The effects of gelatin–dopamine coating on polydimethylsiloxane substrates on pluripotency maintenance and myocardial differentiation of cultured mouse embryonic stem cells

Abstract

Polydimethylsiloxane (PDMS) is a common biomaterial in the fabrication of microfluidic devices due to its various beneficial properties. However, its inherent highly hydrophobic surfaces often limit PDMS-based microfluidic devices for myocardial differentiation of pluripotent stem cells. In order to improve cell interactive properties of PDMS, gelatin–dopamine was synthesized by grafting dopamine onto a gelatin backbone. The conjugation of dopamine onto gelatin was verified using proton nuclear magnetic resonance spectroscopy (¹H NMR). Compared with gelatin coating, coating with gelatin–dopamine greatly reduced the water contact angle of the PDMS substrates and resulted in higher protein adsorption on the PDMS surfaces.
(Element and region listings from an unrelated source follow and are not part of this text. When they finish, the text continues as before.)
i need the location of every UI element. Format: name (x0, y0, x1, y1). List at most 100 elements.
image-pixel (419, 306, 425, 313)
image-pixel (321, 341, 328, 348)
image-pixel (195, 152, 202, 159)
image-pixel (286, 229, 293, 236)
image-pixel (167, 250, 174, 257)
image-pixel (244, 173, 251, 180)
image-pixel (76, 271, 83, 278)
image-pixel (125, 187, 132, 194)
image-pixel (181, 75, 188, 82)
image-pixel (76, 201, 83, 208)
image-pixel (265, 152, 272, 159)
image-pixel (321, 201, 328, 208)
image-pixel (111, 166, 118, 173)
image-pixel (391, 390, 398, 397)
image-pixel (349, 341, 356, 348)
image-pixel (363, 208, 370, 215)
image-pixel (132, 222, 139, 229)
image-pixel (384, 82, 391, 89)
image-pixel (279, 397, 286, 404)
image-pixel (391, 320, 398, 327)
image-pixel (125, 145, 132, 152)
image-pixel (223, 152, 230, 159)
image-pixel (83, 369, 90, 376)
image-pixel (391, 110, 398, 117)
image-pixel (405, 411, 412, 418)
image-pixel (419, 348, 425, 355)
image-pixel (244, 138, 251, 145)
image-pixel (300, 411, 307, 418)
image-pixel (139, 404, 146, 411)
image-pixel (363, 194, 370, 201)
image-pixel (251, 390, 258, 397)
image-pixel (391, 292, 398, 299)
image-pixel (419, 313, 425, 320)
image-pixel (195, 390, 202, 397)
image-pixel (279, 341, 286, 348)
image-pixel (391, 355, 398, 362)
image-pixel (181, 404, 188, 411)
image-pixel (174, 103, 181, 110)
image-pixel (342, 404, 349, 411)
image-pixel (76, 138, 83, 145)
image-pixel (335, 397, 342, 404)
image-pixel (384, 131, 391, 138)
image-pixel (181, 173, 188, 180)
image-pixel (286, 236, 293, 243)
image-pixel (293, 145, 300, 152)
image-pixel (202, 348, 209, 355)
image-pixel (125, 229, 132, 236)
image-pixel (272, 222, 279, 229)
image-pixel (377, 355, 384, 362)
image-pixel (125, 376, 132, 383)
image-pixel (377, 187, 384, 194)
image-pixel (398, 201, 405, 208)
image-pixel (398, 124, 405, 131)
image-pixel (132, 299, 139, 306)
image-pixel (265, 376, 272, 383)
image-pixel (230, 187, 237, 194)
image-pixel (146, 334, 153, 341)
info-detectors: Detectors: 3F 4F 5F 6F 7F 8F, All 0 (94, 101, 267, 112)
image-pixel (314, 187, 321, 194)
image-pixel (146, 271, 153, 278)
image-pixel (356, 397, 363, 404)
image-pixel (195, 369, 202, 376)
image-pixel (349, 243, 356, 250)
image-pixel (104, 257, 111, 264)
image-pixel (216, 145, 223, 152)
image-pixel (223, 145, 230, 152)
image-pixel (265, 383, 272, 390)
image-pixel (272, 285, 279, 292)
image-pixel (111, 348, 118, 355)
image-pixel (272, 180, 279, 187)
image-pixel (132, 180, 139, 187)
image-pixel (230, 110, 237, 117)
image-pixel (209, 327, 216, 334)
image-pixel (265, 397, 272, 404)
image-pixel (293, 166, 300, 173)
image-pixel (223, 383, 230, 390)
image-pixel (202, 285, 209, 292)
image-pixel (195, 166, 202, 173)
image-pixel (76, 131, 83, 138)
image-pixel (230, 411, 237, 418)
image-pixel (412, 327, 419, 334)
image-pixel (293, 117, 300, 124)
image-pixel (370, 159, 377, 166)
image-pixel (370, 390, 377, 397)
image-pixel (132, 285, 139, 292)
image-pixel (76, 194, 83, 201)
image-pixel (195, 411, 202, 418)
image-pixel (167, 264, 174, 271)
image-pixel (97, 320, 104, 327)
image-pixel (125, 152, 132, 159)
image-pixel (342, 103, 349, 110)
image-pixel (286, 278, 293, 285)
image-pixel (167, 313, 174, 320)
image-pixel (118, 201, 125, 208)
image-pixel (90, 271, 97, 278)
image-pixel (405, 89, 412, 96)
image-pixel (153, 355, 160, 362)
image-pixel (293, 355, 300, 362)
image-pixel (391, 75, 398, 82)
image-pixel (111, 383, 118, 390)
In addition, the gelatin–dopamine coated PDMS surfaces also improved the embryonic stem cell (ESC) adhesion, proliferation and differentiation as compared to gelatin modified surfaces. The effects of gelatin–dopamine coating on the ESC-derived embryoid body (EB), myocardial differentiation on PDMS surfaces were also investigated. Compared with the PDMS surface coated with gelatin, the EB spread-out areas and myocardial differentiation efficiency greatly increased on the gelatin–dopamine coated PDMS surface. Interestingly, the lower concentration of gelatin–dopamine coating was more favorable for ESC pluripotent maintenance, while the higher concentration was more likely to support ESC myocardial differentiation. These results indicate that gelatin–dopamine is an effective coating material to improve ESC long-term culture and myocardial differentiation on PDMS substrates.